Muglor se agachó para examinar a su prisionero más de cerca.

—Ser parte humano, al menos. «Valerá» —sentenció el jefe—. Bajar abajo. Encontrar más.

Muglor agarró a Groller bajo el brazo y lo llevó casi a rastras hacia la batayola. Echó su carga por la borda y el ogro que esperaba en la lancha recogió a Groller y lo tiró sin contemplaciones en un rincón. Muglor recorrió el puerto con la mirada y comprobó que otros marineros envueltos en redes eran depositados en las barcas.

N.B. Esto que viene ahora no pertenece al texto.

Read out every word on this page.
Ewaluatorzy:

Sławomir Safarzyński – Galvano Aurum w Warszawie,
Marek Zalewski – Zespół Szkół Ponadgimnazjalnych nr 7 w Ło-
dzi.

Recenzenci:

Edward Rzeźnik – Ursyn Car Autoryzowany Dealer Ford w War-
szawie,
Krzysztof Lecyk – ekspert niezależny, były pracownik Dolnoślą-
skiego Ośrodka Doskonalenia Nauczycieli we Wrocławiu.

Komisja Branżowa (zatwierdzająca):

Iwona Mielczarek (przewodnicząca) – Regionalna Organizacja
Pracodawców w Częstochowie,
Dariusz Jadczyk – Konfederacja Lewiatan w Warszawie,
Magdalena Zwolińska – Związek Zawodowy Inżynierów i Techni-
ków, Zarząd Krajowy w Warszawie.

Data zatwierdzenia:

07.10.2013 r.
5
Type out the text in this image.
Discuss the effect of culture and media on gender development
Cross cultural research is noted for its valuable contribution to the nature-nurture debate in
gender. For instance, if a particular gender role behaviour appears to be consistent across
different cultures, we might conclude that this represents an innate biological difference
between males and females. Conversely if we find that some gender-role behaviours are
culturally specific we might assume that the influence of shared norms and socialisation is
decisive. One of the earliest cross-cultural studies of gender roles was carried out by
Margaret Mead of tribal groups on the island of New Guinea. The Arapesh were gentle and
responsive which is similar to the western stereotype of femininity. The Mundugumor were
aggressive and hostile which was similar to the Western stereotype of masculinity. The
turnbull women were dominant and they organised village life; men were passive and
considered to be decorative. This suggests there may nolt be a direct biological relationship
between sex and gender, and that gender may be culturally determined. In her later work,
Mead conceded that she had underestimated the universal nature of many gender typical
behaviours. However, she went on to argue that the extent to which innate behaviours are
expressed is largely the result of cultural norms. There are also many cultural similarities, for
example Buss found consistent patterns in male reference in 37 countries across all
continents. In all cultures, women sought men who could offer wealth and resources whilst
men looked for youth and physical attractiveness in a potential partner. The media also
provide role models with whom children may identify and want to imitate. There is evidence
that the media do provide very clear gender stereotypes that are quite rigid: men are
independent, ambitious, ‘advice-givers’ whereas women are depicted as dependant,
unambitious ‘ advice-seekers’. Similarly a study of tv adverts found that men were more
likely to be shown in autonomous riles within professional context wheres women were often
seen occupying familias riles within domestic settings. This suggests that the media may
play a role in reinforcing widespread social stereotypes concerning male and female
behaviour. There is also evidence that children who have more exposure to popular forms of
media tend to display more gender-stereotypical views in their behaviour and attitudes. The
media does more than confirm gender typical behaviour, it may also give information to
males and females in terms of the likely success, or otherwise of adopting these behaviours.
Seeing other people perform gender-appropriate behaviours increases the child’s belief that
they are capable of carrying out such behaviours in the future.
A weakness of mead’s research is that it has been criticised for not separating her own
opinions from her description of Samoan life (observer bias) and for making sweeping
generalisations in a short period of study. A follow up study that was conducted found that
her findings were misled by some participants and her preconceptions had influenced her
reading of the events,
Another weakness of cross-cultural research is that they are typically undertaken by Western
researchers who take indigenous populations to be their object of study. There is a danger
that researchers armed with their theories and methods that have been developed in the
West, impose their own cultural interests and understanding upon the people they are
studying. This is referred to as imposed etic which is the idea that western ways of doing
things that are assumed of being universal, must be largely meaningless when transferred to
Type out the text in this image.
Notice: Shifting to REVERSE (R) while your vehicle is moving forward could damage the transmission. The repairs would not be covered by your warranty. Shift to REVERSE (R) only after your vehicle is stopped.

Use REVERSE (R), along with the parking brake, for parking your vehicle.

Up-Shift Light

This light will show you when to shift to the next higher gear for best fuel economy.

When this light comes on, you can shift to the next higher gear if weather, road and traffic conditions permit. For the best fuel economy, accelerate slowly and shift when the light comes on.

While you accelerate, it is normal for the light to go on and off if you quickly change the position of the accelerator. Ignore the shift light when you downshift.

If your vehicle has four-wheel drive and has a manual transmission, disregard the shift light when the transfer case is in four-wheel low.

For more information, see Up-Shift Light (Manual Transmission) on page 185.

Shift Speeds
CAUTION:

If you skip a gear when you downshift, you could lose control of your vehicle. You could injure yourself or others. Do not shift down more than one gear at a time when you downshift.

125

Esbozó una mueca que dejó a la vista una hilera de negros y afilados dientes.

—Tormenta sobre Krynn ponerse contento —se regocijó el jefe. Dio unas palmaditas en un saquillo vacío que colgaba a su costado y se dirigió a la cubierta inferior para ver si había más humanos que valiera la pena llevarse.

Antes de que hubiera transcurrido una hora, Muglor y su flotilla de lanchas navegaban hacia la salida de la bahía de Palanthas. Las barcas iban bastante hundidas en el agua, cargadas con prisioneros.

—Él no humano —dijo Muglor señalando a un enano de pelo corto que yacía inconsciente en el fondo del bote.

—Mi siente —se disculpó un joven ogro.

El jefe pensó que a lo mejor los cafres no se daban cuenta. Lo pondrían en el centro del corral, por si acaso.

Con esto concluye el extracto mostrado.